Set in London during World War II, Hope and Glory is anything but your typical war film. It's an autobiographical sketch of a schoolboy who witnesses, firsthand, the aerial devastation of London. Through his innocent eyes, we see the destruction in a completely unique way. To him, the war is more than simply catastrophic: it's also creative. This movie is somewhat unique in the sense that it's a war film lacking tragic or heroic qualities. We see ordinary people not only getting by, but also getting a buzz off of the excitement.

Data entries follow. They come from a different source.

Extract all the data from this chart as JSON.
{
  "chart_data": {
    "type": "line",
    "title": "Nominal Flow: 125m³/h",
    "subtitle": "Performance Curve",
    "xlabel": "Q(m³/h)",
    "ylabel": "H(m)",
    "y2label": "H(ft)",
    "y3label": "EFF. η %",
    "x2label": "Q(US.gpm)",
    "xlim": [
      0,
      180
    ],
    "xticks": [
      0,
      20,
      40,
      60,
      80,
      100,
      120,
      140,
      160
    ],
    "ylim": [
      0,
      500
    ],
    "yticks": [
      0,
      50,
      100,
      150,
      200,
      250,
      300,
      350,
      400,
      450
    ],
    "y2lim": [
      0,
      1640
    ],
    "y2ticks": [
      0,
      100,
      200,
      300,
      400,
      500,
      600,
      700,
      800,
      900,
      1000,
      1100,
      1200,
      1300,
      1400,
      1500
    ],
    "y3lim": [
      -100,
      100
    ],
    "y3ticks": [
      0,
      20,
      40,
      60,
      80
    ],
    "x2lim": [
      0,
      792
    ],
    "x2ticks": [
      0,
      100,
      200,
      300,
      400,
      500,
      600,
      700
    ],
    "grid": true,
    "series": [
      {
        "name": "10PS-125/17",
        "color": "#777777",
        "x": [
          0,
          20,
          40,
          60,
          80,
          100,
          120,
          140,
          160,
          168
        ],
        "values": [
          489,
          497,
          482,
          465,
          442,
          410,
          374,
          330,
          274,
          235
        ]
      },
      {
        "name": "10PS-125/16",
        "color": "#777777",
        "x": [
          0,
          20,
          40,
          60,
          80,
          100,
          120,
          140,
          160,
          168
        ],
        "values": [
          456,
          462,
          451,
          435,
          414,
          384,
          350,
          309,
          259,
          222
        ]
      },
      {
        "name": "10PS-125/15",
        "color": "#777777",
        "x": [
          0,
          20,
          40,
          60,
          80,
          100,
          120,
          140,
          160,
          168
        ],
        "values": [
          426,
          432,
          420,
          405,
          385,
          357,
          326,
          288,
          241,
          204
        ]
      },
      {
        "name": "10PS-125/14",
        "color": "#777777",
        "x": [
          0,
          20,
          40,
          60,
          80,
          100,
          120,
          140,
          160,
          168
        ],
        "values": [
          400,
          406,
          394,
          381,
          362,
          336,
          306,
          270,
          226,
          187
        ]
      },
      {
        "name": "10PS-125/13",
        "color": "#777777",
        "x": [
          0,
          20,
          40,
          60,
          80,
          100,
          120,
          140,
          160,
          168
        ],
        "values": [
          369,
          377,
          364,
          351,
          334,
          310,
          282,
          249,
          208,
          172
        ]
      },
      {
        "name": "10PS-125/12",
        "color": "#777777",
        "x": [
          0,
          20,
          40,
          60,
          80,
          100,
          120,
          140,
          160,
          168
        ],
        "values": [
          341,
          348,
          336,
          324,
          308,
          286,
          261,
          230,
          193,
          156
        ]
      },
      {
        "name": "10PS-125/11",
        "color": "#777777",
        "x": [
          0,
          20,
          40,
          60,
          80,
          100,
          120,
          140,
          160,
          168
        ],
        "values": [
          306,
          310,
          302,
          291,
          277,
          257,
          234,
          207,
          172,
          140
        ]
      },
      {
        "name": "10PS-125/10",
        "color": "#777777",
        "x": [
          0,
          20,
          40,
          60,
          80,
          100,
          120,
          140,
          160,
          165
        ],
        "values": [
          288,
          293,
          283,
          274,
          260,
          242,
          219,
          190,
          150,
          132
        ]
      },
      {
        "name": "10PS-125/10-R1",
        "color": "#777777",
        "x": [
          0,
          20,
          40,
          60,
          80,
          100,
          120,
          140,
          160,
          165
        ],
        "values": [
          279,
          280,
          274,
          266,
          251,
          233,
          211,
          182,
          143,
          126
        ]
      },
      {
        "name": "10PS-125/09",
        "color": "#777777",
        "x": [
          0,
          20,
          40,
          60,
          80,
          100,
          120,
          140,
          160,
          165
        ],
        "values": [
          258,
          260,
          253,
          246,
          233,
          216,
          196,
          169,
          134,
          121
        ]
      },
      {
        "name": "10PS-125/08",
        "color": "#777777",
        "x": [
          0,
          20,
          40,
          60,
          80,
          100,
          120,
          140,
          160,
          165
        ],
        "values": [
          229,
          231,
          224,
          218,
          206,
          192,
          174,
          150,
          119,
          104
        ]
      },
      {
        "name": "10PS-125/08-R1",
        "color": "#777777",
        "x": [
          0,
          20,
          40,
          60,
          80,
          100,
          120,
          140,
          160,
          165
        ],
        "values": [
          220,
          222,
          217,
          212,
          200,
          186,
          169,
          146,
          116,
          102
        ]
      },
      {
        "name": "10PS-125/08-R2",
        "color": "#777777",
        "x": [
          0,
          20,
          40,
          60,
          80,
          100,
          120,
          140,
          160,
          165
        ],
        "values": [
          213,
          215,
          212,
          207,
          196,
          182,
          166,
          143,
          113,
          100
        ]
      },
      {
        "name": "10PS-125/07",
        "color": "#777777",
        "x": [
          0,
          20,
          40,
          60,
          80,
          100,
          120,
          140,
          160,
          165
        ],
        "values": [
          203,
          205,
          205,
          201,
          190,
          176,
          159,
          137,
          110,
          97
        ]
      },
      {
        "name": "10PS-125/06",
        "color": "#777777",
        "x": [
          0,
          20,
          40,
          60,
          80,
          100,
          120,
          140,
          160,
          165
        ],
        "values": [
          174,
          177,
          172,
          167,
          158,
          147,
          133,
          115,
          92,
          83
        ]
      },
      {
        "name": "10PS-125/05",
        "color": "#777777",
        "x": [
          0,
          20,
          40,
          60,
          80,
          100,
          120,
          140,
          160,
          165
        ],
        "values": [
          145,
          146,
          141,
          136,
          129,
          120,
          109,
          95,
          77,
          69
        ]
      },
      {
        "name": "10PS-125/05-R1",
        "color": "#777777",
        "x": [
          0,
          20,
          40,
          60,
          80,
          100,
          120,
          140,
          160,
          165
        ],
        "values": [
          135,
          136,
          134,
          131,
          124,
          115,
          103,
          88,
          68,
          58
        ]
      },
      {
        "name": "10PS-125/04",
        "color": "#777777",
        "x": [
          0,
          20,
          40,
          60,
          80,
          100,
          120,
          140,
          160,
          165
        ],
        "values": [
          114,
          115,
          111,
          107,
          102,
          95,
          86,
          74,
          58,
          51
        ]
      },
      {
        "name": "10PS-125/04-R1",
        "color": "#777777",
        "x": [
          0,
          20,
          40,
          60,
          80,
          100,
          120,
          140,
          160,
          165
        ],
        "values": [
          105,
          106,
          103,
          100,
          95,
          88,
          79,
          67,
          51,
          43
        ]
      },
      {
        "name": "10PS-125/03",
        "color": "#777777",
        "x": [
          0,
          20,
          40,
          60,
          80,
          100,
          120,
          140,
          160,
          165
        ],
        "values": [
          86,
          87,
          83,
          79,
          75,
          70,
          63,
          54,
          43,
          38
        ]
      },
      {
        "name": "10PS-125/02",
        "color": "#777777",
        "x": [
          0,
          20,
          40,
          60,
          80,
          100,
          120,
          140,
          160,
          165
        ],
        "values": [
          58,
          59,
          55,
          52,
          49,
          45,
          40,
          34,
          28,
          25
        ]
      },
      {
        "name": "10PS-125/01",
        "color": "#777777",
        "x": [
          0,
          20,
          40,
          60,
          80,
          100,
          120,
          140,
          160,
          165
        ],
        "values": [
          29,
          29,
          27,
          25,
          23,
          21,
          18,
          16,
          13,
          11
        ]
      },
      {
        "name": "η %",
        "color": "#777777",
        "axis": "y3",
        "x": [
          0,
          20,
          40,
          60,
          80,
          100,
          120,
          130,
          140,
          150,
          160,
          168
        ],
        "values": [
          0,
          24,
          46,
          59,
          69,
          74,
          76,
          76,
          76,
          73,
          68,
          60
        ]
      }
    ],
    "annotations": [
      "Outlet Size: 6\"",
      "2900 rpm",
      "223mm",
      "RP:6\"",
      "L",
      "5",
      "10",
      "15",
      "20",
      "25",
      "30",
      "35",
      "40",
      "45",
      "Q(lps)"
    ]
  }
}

What's most interesting about the boy's perspective is this: while he watches any number of British social norms become transformed or nullified because of the exigencies of war (the film has some hilarious scenes to that effect), the British remain remarkably British. There is no debilitating self-doubt about who or what they are. It's about a crisis in the historical sense, similar to Bruni's experience of the early Italian Renaissance, which served to reinforce and infuse with energy the cultural assumptions commonly taken for granted. As an American, one senses what it means to be English, to have those qualities refined and purified like iron in a blast furnace, which is not an easy feeling to convey.

The boy's mother (Sarah Miles), for example, with her husband away in the service, is thrust into the role of head of household. And yet, she's demonstrably uncomfortable assuming these duties. The boy's grandfather, who is warm, acerbic, formal, dignified, and comically lascivious, appears as a bundle of contradictions; but, he's a microcosm of British social contradictions, which makes him fascinating.

One hopes that the events of September the 11th can inspire in us a similar sense of what it means to be American, and maybe help us to find some hope and glory in ourselves.